NOTE: Yes, the beloved Quatrelle has gone to her reward. The new Kia is comfortable and more luxuriously equipped (air conditioning!), yet I’ll miss the old Quatrelle. She kept me young, somehow, probably because no sensible grownup person would ever go near her.

12 April 2009

Holidays Around the World

Some lucky child has pâqued her Oyster Basket to the brim!

Most cultures celebrate springtime renewal with a religious holiday or festival. Some of these celebrations are more obscure than others.

For example, in many countries it’s said that, each year at this time, the Oyster Bunny rises out of the sea, distributing gifts to all the unshellfish little boys and girls.

A French woman in a typical Oyster Bonnet

Of course, other cultures observe dietary restrictions that don’t permit the eating of shellfish. This is the reason behind an even earlier tradition, in which the men and women of the community line up, facing each other, and then begin to throw fresh fish in the air. This holiday is known as Bass Over.

11 April 2009

What Quiz Are You?


Take this quick and easy quiz to find out!

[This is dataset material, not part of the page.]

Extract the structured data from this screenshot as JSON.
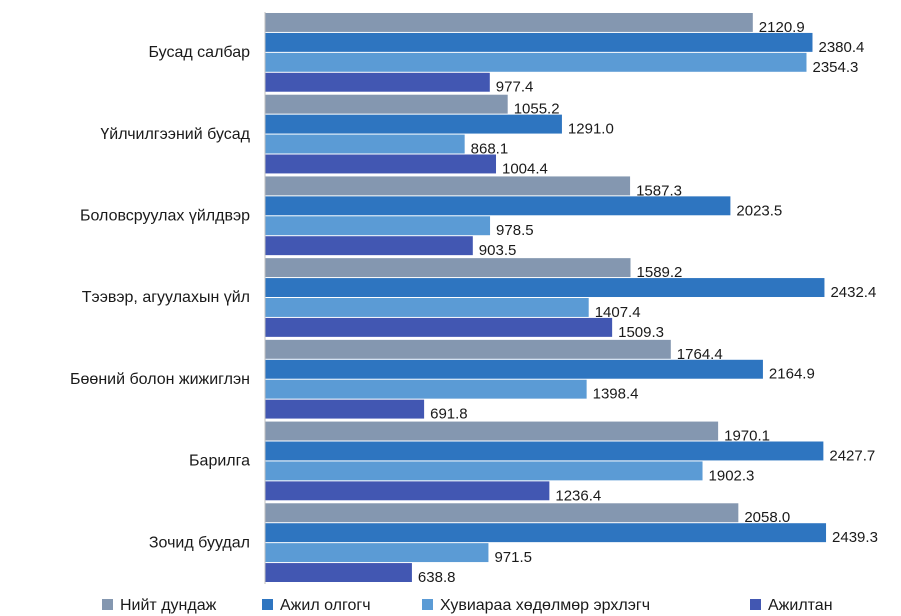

1) The highest level of education you have completed is

a. High school
b. College
c. Graduate school
d. Vocational/technical or obedience school
e. Facebook

2) Your favorite color is
a. Red
b. Blue
c. Yellow
d. Mauve
e. Facebook

3) Friends and co-workers are apt to describe you as
a. Highly motivated and hardworking
b. The life of the party
c. Intuitive and caring
d. Armed and dangerous
e. Obsessed with pop culture and trivia

4) In your spare time, you enjoy
a. Watching television
b. Gardening
c. Team sports
d. Sudoku and other forms of masturbation
e. Endless hours on the Internet.

5) When anything of even minimal significance occurs in your life, you immediately
a. Twitter
b. Twitter, but using Twitter, and not just making twittering noises
c. Otherwise notify hundreds of “friends,” whether they care or not
d. Add an inscription to your mausoleum in Illinois
e. Take another quiz

ANSWERS

If you answered mostly “a,” you are What Stooge Are You?

Your time is valuable to you, so you take only quizzes with very few potential results. In extreme cases, you may even be the quiz Are You Joe Besser?, a one-question quiz with only two possible answers.

If you answered mostly “b,” you are What Element on the Periodic Table Are You?
Highly analytic, you reduce any problem or situation to its essence. Also, you are probably interested in science, since most of the rest of us don’t even know the difference between one element and another.

If you answered mostly “c,” you are Patsy Cline.
No, really, you are. Though many people believe you are dead, you continue to sing a number of toe-tapping, heart-tugging pop–country hits in a mellow, plangent contralto. I realize that this result is not, strictly speaking, a quiz, but please bear in mind that, in all likelihood, you are “Crazy.”

If you answered mostly “d,” you are What Character from 17th-Century French Literature Are You?
While waiting to find out whether you got tenure, you drink heavily, engage in vicious arguments with your spouse, and sleep with graduate students of all sexes. In your heart, you are secretly afraid of Virginia Woolf. You wear mostly black, and you smoke clove cigarettes.

If you answered mostly “e,” you are What New Jersey Town With Population Under 5,000 Are You?
And I cannot begin to tell you how sorry I am.

If you took this quiz in the first place, you are What Quiz Are You?
That’s right, you are this very quiz! Burdened with entirely too much spare time and abundant but unfocused curiosity about yourself, you’ll take any quiz you see! Pat yourself on the back! And then compare your answers with those of your friends!

09 April 2009

Bush Endorses Obama Weapons Proposal

DALLAS, TX -- Former U.S. President George W. Bush today made the surprise announcement that he fully endorses President Barack Obama’s proposal to eliminate nuclear weapons, “so long as America's precious nucular weapon stockpiles are maintained and kept at the ready to protect the American people from evil.”

Admitting that he’d only heard about President Obama’s proposal via television reports, the former President continued, “What are ‘new, clear arms,’ anyhow? Some kind of Plexiglas stick that you bop people with, or something? I don't see what good that would do anybody. Let's illuminate ’em – just get rid of ’em.”